Indeed, and as a school those 18 months are well worth it, but it is in many ways also 18 months wasted. There is a strong sense of NIH with the Ladybird dev(s), and I wonder if that isn't their whole reason for doing this.

I've seen another team doing something similar, they went through endless rewrite cycles of a major package but never shipped, and eventually the project was axed when they proposed to do it all over again, but this time even better.


  > Indeed, and as a school those 18 months are well worth it, but it is in many ways also 18 months wasted.
the thing for me is (and maybe i've missed something?) but if after 18 months of struggle i'd really like to get a more insightful blog post* that goes into detail about what exactly failed and the process that lead to it... as a language enthusiast i think getting valuable lessons/reflections would be cool (was the cause swift c++ iterop progressing too slow? or some other technical hurdle? was there politics involved? etc etc)

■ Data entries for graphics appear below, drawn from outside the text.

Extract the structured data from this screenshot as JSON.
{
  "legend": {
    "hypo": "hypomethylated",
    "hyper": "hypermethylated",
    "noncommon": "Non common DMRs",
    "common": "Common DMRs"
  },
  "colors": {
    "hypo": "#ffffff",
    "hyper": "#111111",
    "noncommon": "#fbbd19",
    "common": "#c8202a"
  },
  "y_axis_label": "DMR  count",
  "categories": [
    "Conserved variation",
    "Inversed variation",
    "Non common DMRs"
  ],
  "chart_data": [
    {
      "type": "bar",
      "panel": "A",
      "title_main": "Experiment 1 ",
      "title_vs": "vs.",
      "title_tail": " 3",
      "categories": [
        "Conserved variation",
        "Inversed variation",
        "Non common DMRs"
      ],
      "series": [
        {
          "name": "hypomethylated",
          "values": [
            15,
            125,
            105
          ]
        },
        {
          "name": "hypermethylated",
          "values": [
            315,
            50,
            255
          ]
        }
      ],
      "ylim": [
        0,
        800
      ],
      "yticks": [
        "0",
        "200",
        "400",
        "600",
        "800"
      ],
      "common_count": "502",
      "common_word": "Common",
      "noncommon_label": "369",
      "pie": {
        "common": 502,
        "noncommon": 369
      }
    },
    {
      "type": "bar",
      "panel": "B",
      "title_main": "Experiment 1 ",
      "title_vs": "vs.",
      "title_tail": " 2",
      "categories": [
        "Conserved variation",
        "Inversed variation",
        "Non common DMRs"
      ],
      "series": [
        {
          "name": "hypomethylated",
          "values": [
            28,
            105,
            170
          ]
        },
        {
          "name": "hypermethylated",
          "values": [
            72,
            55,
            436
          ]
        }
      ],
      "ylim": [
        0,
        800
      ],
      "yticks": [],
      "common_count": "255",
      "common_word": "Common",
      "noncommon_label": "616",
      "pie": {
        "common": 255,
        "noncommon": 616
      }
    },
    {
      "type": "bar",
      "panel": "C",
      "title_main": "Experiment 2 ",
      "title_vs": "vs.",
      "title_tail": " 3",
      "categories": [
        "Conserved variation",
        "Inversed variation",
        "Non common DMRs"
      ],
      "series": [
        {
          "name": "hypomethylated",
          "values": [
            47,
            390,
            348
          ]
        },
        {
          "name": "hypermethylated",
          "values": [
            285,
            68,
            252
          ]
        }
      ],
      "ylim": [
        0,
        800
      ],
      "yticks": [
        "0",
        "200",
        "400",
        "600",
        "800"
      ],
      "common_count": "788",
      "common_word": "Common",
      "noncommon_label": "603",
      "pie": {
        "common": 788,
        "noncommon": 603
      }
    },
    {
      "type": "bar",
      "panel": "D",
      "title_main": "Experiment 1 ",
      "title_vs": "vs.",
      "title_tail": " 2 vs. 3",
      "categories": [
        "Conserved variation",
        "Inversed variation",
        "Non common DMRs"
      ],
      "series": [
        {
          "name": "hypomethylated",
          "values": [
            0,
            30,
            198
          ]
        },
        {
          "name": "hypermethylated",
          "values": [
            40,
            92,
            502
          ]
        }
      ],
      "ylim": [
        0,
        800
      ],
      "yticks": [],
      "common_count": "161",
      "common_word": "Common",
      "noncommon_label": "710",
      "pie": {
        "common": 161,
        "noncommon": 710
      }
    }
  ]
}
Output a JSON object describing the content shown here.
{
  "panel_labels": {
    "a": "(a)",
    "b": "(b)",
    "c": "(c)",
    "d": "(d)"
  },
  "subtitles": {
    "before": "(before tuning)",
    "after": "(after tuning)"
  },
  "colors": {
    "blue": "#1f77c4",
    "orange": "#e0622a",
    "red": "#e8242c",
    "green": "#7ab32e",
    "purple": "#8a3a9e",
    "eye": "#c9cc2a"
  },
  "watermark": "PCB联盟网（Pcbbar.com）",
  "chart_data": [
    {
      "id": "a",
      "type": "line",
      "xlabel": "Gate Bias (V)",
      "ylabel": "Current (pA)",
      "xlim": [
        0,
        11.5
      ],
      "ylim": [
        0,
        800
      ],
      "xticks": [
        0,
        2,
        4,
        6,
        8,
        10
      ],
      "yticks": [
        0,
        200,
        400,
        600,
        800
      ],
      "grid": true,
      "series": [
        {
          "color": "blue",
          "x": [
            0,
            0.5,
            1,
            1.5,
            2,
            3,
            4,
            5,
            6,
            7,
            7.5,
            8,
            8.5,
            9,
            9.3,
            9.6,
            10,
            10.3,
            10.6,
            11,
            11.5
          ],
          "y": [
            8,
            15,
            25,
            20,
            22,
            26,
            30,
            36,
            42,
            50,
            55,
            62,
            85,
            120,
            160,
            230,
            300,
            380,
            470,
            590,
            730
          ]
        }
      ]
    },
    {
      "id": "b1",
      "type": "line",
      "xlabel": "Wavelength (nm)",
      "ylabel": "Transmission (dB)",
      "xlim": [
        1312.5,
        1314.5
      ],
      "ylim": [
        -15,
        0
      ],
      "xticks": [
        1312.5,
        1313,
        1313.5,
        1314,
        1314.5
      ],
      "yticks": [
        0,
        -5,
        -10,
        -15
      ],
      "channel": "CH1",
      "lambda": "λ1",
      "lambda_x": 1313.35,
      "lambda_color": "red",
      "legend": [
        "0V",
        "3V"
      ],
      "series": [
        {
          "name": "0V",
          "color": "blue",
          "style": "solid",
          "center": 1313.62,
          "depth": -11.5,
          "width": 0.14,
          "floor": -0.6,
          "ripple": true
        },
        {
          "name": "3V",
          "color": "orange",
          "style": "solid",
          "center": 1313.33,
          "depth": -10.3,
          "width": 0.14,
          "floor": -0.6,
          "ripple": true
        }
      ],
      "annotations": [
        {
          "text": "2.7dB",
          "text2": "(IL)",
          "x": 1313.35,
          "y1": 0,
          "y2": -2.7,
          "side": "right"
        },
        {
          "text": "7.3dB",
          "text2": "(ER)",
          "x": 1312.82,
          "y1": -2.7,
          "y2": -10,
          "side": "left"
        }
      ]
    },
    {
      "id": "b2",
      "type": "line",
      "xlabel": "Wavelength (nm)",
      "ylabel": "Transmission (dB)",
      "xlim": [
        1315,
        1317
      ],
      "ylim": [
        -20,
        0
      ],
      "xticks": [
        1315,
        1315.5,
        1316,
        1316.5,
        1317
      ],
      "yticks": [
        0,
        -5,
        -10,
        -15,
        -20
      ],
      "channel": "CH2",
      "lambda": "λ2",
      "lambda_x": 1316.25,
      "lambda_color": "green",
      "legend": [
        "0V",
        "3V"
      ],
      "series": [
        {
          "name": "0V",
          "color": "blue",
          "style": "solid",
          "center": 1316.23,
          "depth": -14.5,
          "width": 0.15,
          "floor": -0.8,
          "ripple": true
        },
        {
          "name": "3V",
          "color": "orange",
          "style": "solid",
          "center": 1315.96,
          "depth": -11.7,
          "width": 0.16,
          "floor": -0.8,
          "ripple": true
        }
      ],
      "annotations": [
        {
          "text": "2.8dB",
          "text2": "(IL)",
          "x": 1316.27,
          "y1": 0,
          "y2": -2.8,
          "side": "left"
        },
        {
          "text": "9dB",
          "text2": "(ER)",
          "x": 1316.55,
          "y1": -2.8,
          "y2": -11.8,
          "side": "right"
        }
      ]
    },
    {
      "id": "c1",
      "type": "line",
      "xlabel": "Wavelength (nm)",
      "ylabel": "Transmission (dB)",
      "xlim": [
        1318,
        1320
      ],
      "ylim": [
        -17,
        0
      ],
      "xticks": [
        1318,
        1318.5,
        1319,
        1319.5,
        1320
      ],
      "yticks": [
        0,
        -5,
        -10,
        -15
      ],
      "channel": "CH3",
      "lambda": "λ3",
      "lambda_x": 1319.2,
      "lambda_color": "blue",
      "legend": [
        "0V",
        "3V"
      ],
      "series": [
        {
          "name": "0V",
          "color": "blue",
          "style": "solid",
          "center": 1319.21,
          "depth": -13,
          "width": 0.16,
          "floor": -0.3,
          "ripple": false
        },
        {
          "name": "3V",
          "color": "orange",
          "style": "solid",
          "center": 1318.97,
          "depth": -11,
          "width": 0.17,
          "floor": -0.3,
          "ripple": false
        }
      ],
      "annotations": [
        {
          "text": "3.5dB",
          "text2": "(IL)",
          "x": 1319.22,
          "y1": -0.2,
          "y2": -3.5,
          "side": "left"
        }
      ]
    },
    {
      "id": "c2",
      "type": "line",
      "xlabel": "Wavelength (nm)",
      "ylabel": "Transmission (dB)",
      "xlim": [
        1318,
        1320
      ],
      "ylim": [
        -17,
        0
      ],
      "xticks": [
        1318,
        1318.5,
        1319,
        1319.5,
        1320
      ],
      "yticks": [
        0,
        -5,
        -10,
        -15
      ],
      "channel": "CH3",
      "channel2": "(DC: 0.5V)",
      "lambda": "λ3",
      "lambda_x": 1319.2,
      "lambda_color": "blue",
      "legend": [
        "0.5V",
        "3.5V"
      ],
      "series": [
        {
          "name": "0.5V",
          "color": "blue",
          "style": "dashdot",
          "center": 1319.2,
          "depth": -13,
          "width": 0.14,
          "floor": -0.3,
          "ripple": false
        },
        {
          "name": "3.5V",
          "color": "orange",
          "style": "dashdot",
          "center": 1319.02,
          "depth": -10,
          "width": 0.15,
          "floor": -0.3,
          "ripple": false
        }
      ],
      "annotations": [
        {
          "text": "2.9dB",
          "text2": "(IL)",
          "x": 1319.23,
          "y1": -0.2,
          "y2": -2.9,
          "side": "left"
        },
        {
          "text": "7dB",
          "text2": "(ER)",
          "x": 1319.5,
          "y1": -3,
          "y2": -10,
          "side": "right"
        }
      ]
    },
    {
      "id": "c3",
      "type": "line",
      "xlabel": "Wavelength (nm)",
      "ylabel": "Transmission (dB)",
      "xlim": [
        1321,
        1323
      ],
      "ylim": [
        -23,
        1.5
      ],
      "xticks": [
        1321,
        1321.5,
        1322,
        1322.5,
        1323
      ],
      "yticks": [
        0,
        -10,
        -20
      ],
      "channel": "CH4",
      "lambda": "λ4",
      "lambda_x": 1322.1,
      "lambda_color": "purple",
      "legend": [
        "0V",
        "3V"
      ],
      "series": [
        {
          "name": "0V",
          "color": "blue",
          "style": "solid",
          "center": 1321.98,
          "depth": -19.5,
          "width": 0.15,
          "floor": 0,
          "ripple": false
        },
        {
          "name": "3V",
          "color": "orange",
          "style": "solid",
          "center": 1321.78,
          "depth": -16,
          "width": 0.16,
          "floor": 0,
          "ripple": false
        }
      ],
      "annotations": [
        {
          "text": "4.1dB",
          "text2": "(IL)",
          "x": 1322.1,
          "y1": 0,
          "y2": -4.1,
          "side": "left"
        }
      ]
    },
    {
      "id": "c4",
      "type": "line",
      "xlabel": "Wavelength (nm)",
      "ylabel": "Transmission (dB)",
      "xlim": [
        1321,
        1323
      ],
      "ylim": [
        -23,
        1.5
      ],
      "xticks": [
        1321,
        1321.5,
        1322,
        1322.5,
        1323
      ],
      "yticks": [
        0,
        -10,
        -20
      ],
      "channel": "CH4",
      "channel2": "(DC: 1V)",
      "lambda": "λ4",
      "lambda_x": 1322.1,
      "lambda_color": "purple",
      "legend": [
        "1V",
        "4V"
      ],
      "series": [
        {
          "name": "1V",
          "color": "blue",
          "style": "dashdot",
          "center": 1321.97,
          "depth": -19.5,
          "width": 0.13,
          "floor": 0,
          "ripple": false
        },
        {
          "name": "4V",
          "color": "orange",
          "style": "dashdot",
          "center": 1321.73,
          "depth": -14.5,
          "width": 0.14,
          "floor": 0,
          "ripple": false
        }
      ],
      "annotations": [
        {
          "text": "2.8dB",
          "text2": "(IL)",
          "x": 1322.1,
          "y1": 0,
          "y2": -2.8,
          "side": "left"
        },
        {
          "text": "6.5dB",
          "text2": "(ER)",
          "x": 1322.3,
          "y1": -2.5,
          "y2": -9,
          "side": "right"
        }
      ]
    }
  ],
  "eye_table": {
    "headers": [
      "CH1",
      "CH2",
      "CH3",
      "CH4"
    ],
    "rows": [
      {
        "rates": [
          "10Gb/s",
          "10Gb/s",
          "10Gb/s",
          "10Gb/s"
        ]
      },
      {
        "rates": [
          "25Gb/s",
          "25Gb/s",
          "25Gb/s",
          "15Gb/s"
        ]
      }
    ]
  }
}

* of course i'm just an internet person, i don't deserve anything from anybody ^^


The sense of NIH is from Serenity, and that was probably the reason for Jakt's existence too. Now it's spun off into its own project there is a lot more pragmatism.


Well, here's to hoping because we really need a stand-in for FF. I realize the irony here in terms of that being the ultimate 'NIH' project but that one I can get behind because the browser landscape is much too fragile. Of course they might end up taking users away from FF rather than from Chrome, Edge or Safari.


In case you didn't know they're using a lot of third-party libraries now for pretty major things: libcurl for http, Skia/Harfbuzz for rendering, libxml, OpenSSL, ffmpeg, etc:

https://github.com/LadybirdBrowser/ladybird/tree/8017f8a7ed3...

The core browser engine, JS/CSS/layout etc will always be original.